All the children were 12-14 years old. We measured anthropometric parameters by a standardized method and the percentage of fat using the simple 2-site skinfold method. Additionally, we calculated the percentage of body composition (Matiegka) and the components of somatotype (Heath-Carter). Statistical significance was estimated at the
level of p<0.05 by ANOVA test.
Results: The asthmatic boys were significantly shorter than the non-asthmatic (p=0.015), however, we did not find any significant this website differences in weight and/or BMI in boys nor girls. The asthmatic boys had significantly higher fat mass % than the non-asthmatic ones (p<0.001). Moreover, they had significantly lower muscle mass % (p<0.001) as well as the bone mass % (p<0.001). The asthmatic girls had higher fat mass % than the non-asthmatic ones (p=0.028) and lower muscle mass % (p<0.001). The simple 2-site skinfold method also showed higher fat % in the asthmatic boys (p<0.001) but not in the girls. Examining the Heath-Carter somatotype components, the higher endomorphy was the only significant difference in asthmatic boys (p<0.001) and near significant in asthmatic girls (p=0.053).

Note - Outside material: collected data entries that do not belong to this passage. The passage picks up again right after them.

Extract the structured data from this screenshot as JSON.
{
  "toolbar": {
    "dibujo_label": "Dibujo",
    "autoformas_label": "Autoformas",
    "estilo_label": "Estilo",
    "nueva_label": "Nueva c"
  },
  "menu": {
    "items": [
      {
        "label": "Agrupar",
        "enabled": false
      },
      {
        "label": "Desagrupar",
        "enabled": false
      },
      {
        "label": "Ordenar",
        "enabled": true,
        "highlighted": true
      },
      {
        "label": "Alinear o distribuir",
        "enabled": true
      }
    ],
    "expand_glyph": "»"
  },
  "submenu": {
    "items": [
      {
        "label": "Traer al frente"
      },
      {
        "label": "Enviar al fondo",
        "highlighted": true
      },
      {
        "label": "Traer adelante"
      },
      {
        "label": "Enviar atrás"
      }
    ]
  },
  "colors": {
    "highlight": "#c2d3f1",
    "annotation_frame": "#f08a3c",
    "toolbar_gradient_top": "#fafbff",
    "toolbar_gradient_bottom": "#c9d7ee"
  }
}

Conclusion: Examination of the BMI alone is not sufficient in asthmatic children because of their high percentage of fat. That is why additionally testing fat % is recommended.”
“Purpose: Some find more scientific studies show decreased bone
mineral density and increased fracture frequency in adult patients with cystic fibrosis (CF). The mechanism for early bone loss in CF patients
are multifactorial: chronic pulmonary inflammation, malnutrition, reduced physical activity, delayed pubertal maturation. The aim of this study was to assess bone metabolism markers with special attention paid to osteoprotegerin (OPG) and receptor activator of nuclear factor kappa B ligand (RANKL) balance in CF children.
Material and Methods: The study included 35 children with diagnosed CF and 35 healthy controls aged 5-9 years (median 7.0 years). 3-deazaneplanocin A in vitro Serum levels of fat soluble vitamins were measured by chemiluminescence (vitamin D) and HPLC (vitamins A, E) methods. Concentrations of bone metabolism markers were determined by immunoenzymatic assay.
Results: Mean levels of fat soluble vitamins (A, D, E) were lower in patients with CF compared to controls. In CF children we observed a significant (p<0.01) decrease in concentration of bone formation marker (osteocalcin) and similar bone resorption markers (CTX, TRACP5b) in comparison with healthy children. The serum level of OPG was significantly lower (p<0.05) and RANKL nearly 2-fold higher in patients with CF than in the healthy ones. The ratio of OPG to RANKL was about 2-fold lower in children with CF compared to healthy peers (p<0.01).
Conclusion: In CF children, an imbalance between bone formation and resorption processes occurs.